Burkina FasoLa famine menace les habitants d’une ville sous blocus djihadiste
Depuis un mois, Sebba et ses 30’000 habitants sont isolés du monde par des groupes armés. Une véritable catastrophe pourrait s’abattre sur les civils, dont beaucoup ne se nourrissent que de feuilles.
Les habitants de la ville de Sebba, chef-lieu de la province du Yagha, dans le nord du Burkina Faso, soumis à un «blocus» de groupes djihadistes depuis un mois, ont lancé un cri d’alarme, se disant menacés de famine. «L’axe qui relie cette ville à Dori», le chef-lieu de la région du Sahel où se trouve Sebba, «est coupé et la population se retrouve aujourd’hui dans une situation où elle de plus en plus est isolée», a confirmé le chargé de mission de Médecins sans frontières (MSF) au Burkina Faso, Ulrich Crépin Namfeibona.
Selon lui, «il y a un manque criant de nourriture, les gens mangent des feuilles tous les jours». «Si vraiment rien n’est fait pour donner de quoi se nourrir à cette population, dans les jours à venir, nous pourrions assister à une catastrophe, une crise nutritionnelle qui va frapper beaucoup plus les enfants.» Près de 30’000 personnes, dont de nombreux déplacés, vivent actuellement à Sebba.

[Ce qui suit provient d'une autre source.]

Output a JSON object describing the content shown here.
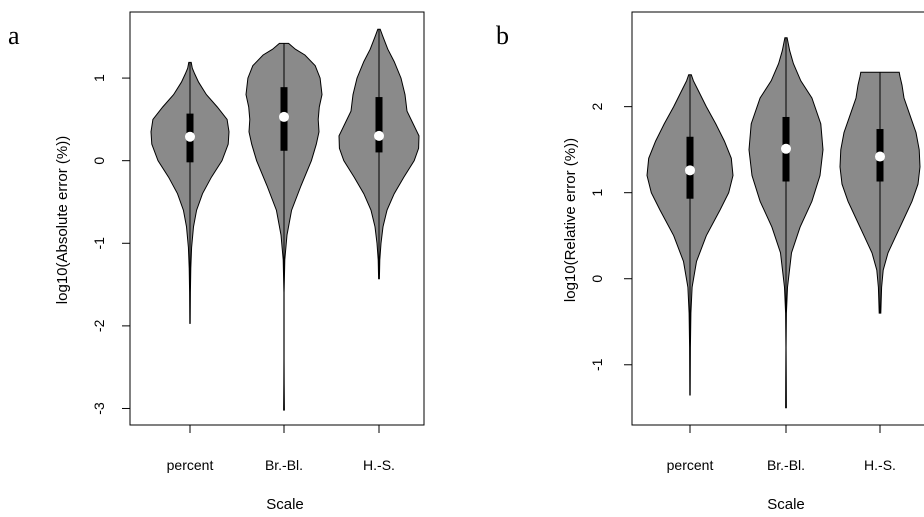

Interrogé par l’AFP, Abdoulaye Ly, un habitant de la ville, a estimé que «la situation alimentaire est critique». «Les alertes ont été lancées, mais jusqu’à présent, on ne voit pas le bout du tunnel» et «légitimement, la population se sent abandonnée».
Pont saboté, puis détruit
Des commerçants s’étaient organisés pour approvisionner la localité, mais un convoi de 14 camions est resté bloqué à Dori, à la suite du sabotage, le 25 juin, d’un pont sur l’axe reliant Dori à Sebba, a expliqué Abdoulaye Ly. Des habitants avaient tenté de réhabiliter ce pont, mais un nouveau sabotage, le 26 juillet, l’a complètement détruit, coupant la ville du reste du pays.
«Si cet axe n’est pas réhabilité, c’est toute la province, dont Sebba est la porte d’entrée, qui est isolée. C’est donc vital pour toute la province, avec des localités somme Solhan et Mansila, qui souffrent également le martyre», a relevé Mohamed Dicko, un autre habitant de Sebba.
L’Association des ressortissants du Yagha (ARY) a appelé à «une action rapide, pour éviter une catastrophe humanitaire». «Il faut permettre rapidement un accès à la ville de Sebba pour l’approvisionnement en carburant, nourriture et autres produits de première nécessité», indique une note de l’Ary. Les attaques attribuées aux djihadistes sont fréquentes dans la province du Yagha, dont les habitants de localités chassés par les groupes djihadistes se sont réfugiés à Sebba.
Près de 40% du territoire hors contrôle
Le Burkina Faso, où des militaires ont pris le pouvoir en janvier, en promettant de faire de la lutte antidjihadiste leur priorité, est confronté comme plusieurs pays voisins à la violence de mouvements armés affiliés à Al-Qaïda et au groupe État islamique, qui y ont fait depuis 2015 des milliers de morts et deux millions de déplacés. Plus de 40% du territoire du Burkina Faso est hors du contrôle de l’État, selon des chiffres officiels, et les attaques se sont multipliées depuis le début de l’année.